Seu coração disparou sensivelmente nos poucos segundos que levou para virar-se. Draco parecia muito abatido, cansado, doente. Mas estava inteiro. Tinha os dois braços, as duas pernas e nenhum arranhão.
Ela correu até ele e o abraçou forte. Sentiu, por um momento, o corpo dele relaxar junto ao seu. Sua mão livre aproximou-se lentamente das costas dela. Seus dedos estavam tensos e ao encontrarem o tecido macio que cobria o corpo dela, agarram-no.
Segundos depois sentiu que ela o beijava com desespero. Foi molhado, molhado por lágrimas que escorriam incessantemente pelos olhos dela.
Afastou-a logo em seguida e a encarou.
– Não faça mais isso – disse baixinho, porém sério.
Ela ameaçou derrear a cabeça, mas conteve-se e encontrou forças.
– Continua sendo o mesmo – ela disse amargurada. – Não sei por que pensei que está guerra fosse mudá-lo – ele viu uma última lágrima descer pela sua bochecha até cair no chão.
– Parece que não me conhece, Hermione – ele rebateu tranqüilamente.
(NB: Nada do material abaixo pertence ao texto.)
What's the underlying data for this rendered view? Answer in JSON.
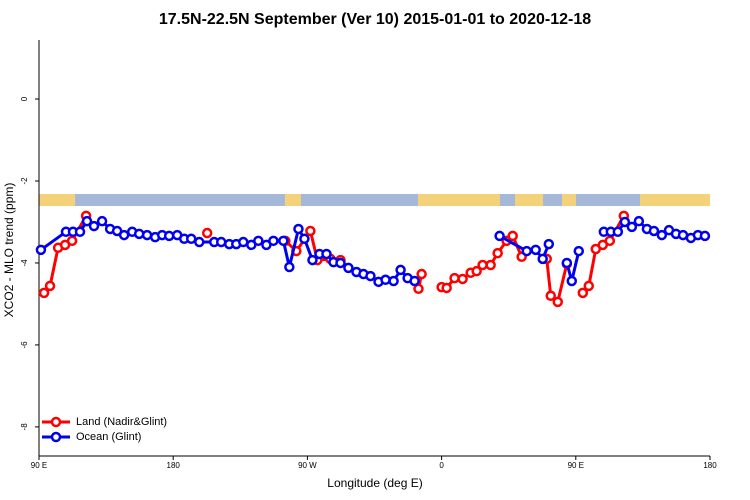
{
  "chart_data": {
    "type": "line",
    "title": "17.5N-22.5N September (Ver 10)   2015-01-01 to 2020-12-18",
    "x_label": "Longitude (deg E)",
    "y_label": "XCO2 - MLO trend (ppm)",
    "xlim": [
      90,
      540
    ],
    "ylim": [
      -8.71,
      1.44
    ],
    "xticks": [
      {
        "value": 90,
        "label": "90 E"
      },
      180,
      {
        "value": 270,
        "label": "90 W"
      },
      {
        "value": 360,
        "label": "0"
      },
      {
        "value": 450,
        "label": "90 E"
      },
      {
        "value": 540,
        "label": "180"
      }
    ],
    "yticks": [
      -8,
      -6,
      -4,
      -2,
      0
    ],
    "legend": "bottom-left",
    "series": [
      {
        "name": "Land (Nadir&Glint)",
        "color": "#ff0000",
        "x": [
          93.4,
          97.4,
          102.8,
          107.5,
          112.2,
          121.6,
          null,
          202.8,
          null,
          255.2,
          262.6,
          272.0,
          276.7,
          285.4,
          292.2,
          null,
          344.5,
          346.6,
          null,
          360,
          363.4,
          368.7,
          374.1,
          379.5,
          383.5,
          387.5,
          392.9,
          397.6,
          403.6,
          407.7,
          413.7,
          null,
          430.5,
          433.2,
          437.9,
          444.0,
          null,
          454.7,
          458.7,
          463.4,
          468.1,
          472.8,
          482.2
        ],
        "values": [
          -4.73,
          -4.56,
          -3.63,
          -3.56,
          -3.46,
          -2.85,
          null,
          -3.27,
          null,
          -3.46,
          -3.71,
          -3.22,
          -3.93,
          -3.9,
          -3.93,
          null,
          -4.63,
          -4.27,
          null,
          -4.59,
          -4.61,
          -4.37,
          -4.39,
          -4.24,
          -4.2,
          -4.05,
          -4.05,
          -3.76,
          -3.46,
          -3.34,
          -3.85,
          null,
          -3.9,
          -4.8,
          -4.95,
          -4.02,
          null,
          -4.73,
          -4.56,
          -3.66,
          -3.56,
          -3.46,
          -2.85
        ]
      },
      {
        "name": "Ocean (Glint)",
        "color": "#0000ee",
        "x": [
          91.3,
          108.1,
          112.8,
          117.5,
          122.2,
          126.9,
          132.3,
          137.7,
          142.4,
          147.1,
          152.5,
          157.2,
          162.5,
          167.9,
          172.6,
          177.3,
          182.7,
          187.4,
          192.1,
          197.5,
          207.5,
          212.2,
          217.6,
          222.3,
          227.0,
          232.4,
          237.1,
          242.5,
          247.2,
          253.9,
          257.9,
          264.0,
          268.0,
          273.4,
          278.1,
          282.8,
          287.5,
          292.2,
          297.5,
          302.9,
          307.6,
          312.3,
          317.7,
          322.4,
          327.8,
          332.5,
          337.2,
          341.9,
          null,
          398.9,
          417.1,
          423.1,
          427.8,
          431.9,
          null,
          444.0,
          447.3,
          452.0,
          null,
          468.8,
          473.5,
          478.2,
          482.9,
          487.6,
          492.3,
          497.7,
          502.4,
          507.7,
          512.5,
          517.2,
          521.9,
          527.2,
          531.9,
          536.6
        ],
        "values": [
          -3.68,
          -3.24,
          -3.24,
          -3.24,
          -2.98,
          -3.1,
          -2.98,
          -3.17,
          -3.22,
          -3.32,
          -3.24,
          -3.29,
          -3.32,
          -3.37,
          -3.32,
          -3.34,
          -3.32,
          -3.41,
          -3.41,
          -3.49,
          -3.49,
          -3.49,
          -3.54,
          -3.54,
          -3.49,
          -3.56,
          -3.46,
          -3.56,
          -3.46,
          -3.46,
          -4.1,
          -3.17,
          -3.41,
          -3.93,
          -3.78,
          -3.78,
          -3.98,
          -4.0,
          -4.12,
          -4.22,
          -4.27,
          -4.32,
          -4.46,
          -4.41,
          -4.44,
          -4.17,
          -4.37,
          -4.44,
          null,
          -3.34,
          -3.71,
          -3.68,
          -3.9,
          -3.54,
          null,
          -4.0,
          -4.44,
          -3.71,
          null,
          -3.24,
          -3.24,
          -3.24,
          -3.0,
          -3.12,
          -2.98,
          -3.17,
          -3.22,
          -3.32,
          -3.2,
          -3.29,
          -3.32,
          -3.39,
          -3.32,
          -3.34
        ]
      }
    ]
  }
}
Era riu irônica.
– É que, às vezes, você parece um ser humano e não um ser inanimado, incapaz de possuir algum sentimento.
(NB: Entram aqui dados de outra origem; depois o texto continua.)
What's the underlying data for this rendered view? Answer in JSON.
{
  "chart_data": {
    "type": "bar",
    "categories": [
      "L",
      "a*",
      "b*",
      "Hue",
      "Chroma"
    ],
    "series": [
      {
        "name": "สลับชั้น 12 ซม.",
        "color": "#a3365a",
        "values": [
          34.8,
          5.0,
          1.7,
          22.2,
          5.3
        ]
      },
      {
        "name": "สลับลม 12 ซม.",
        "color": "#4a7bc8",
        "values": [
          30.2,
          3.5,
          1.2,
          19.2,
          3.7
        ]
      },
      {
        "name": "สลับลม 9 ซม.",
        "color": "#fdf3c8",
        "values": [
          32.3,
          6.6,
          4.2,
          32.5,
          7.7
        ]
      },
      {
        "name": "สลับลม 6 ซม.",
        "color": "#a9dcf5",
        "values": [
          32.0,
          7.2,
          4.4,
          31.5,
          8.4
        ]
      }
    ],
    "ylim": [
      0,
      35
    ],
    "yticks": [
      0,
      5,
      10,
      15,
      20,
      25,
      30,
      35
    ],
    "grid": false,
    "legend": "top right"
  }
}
A mulher encapuzada girou a roleta. E dessa vez o cenário mudou antes mesmo que a última parasse de rodar.
Londres, dezembro de 2007.
Residência dos Malfoy.
– Eu estou cansado disso tudo! – ele gritou apontando o dedo para ela. – Para mim já chega! – ela deu um tapa na mão dele, afastando seu dedo de perto dela. Ele a encarou com raiva.
– E a culpa é minha?! – ela rebateu no mesmo tom. – Apenas minha? – ela se acalmou. – Pare de me culpar por todos os nossos problemas como se eu fosse a ovelha negra da nossa relação!
Ela havia perdido o controle. Ela nunca perdia o controle. Precisava retomá-lo, precisava manter-se centrada.
– Você é a culpada por tudo isso! – ele disse entre dentes. – Você conseguiu estragar a minha vida!
Ela acertou-lhe um tapa no rosto. Draco virou com o impacto, e, tomado pela raiva, pegou um jarro de vidro que estava na estante próxima a ele e o arremessou na direção de Hermione.
Ele ouviu o vidro bater na parede e espatifar-se.
– Ai! – ela gritou.
Ao olhar para ela, viu seus braços erguidos, como se protegesse o rosto. Também pôde ver pequenos cortes ali.
Mione abaixou os braços lentamente e ele pôde ver um corte fino, de ponta a ponta, do lado esquerdo do rosto da jovem. Ela tocou levemente o local, sentia arder e sabia que sangrava superficialmente, mas nenhum sentimento era mais forte do que o ódio que tomou conta dela. Olhou para o marido que a encarava estático e chorou silenciosamente. Chorou de raiva, raiva de si mesma por ter se apaixonado por alguém como ele.